Ringrazio come sempre il dott. Caricato per fornici sempre ottime provocazioni e spunti di dibattito in un panorama giornalistico occupato esclusivamente da comunicati stampa senza strumenti di interazione al contrario di quello che accade su Teatro Naturale. Grazie.
Il messaggio se ho capito bene, è quello di una maggiore partecipazione da parte di chi potrebbe seriamente dare una mano all’Agricoltura. Lo condivido in pieno, bisogna spronare chi ha cose importanti da dire o da fare.
Tuttavia, leggendo i vari commenti, credo che non ci dobbiamo far prendere troppo dalle emozioni perché a volte sono pericolose, ci offuscano un pò la mente e perché rispondere a questo editoriale non è cosa facile anzi, a mio avviso, molto complessa.
Ebbene sì, complessa, perché è sbagliato portare esempi del passato o pensare che quel passato possa essere attualizzato, perché l'economia è cambiata radicalmente, perché l’agricoltura è strettamente legata anche agli altri settori produttivi (industria e artigianato), perché l'Agricoltura si comanda da Bruxelles e a cascata dalle singole regioni, perché gli agricoltori non sono più quelli di una volta.
Dire che la colpa è esclusivamente delle organizzazioni sindacali, credo sia una risposta superficiale e sbagliata. Per carità hanno le loro colpe ci mancherebbe, ma non sono gli unici responsabili. E’ un sistema, lasciatemelo dire, vecchio! Fatto di gente vecchia nel pensiero.

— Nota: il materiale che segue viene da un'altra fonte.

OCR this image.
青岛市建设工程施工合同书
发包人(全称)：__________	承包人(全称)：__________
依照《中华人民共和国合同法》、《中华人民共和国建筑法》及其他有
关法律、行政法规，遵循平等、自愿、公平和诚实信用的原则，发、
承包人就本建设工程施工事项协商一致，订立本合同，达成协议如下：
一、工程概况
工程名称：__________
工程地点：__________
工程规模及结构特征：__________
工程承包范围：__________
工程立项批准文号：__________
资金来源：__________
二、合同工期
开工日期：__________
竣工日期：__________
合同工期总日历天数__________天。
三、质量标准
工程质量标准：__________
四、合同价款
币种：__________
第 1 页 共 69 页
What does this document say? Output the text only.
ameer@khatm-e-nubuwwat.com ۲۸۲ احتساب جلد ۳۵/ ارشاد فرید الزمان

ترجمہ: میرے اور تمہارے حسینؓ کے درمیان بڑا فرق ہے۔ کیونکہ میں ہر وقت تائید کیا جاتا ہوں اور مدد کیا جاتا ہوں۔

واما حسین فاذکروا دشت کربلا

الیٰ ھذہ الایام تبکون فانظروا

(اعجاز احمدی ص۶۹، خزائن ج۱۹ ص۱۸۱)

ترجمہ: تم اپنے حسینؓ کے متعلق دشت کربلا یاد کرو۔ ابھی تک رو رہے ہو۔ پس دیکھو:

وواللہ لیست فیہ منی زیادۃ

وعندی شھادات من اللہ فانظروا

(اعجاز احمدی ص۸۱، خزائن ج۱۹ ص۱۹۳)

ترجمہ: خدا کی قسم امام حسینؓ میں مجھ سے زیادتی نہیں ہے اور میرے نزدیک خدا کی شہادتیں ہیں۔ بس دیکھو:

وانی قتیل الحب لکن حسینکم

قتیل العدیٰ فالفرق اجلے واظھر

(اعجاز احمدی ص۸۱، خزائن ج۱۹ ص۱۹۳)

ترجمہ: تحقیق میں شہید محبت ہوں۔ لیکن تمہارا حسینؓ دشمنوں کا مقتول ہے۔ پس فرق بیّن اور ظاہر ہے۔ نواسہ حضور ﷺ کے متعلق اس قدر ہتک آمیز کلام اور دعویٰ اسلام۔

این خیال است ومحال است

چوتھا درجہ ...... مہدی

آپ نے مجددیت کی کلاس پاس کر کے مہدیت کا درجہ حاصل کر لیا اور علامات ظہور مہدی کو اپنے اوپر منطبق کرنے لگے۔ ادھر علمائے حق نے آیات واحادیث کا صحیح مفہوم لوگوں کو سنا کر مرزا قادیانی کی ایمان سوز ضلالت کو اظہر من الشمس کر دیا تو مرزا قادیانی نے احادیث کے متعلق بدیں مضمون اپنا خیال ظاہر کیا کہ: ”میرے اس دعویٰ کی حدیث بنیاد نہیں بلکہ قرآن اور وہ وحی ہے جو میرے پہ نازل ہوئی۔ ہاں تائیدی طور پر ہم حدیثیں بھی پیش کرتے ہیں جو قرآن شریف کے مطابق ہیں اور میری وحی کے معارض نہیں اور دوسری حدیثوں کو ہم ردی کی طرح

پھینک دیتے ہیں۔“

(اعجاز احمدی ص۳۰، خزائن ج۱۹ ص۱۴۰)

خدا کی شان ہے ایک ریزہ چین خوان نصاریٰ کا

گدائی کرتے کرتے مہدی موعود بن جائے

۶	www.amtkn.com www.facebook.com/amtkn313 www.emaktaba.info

Il mondo è cambiato e con esso l’agricoltura e noi siamo rimasti fermi a guardare, perché non avevamo né fame, né fretta.
La Politica Agricola Comune, se negli anni ’90 ha fatto vivere l’agricoltura sopra le sue reali potenzialità (tanto poi da essere stata vittima del proprio successo) ci ha omologato tutti, ora ci “impone” anche il tipo di rotazione che dobbiamo fare (art. 68 avv. bien.). Inoltre ci propone una PAC per il 2014-2020 che non è assolutamente all’altezza delle sfide del futuro ma al contrario sempre legata a vecchi retaggi colturali. Ancora parliamo di ettari ammissibili, mai di lavoro, di occupazione, mai. Va avanti con lo slogan “snellimento” ma si sa benissimo che poi si “ingrassa” sempre di più di carte.
Ora non dobbiamo buttar via tutto quello che è stato fatto, spesso fa più rumore un albero che cade che una foresta che cresce… sono state fatte anche buone cose.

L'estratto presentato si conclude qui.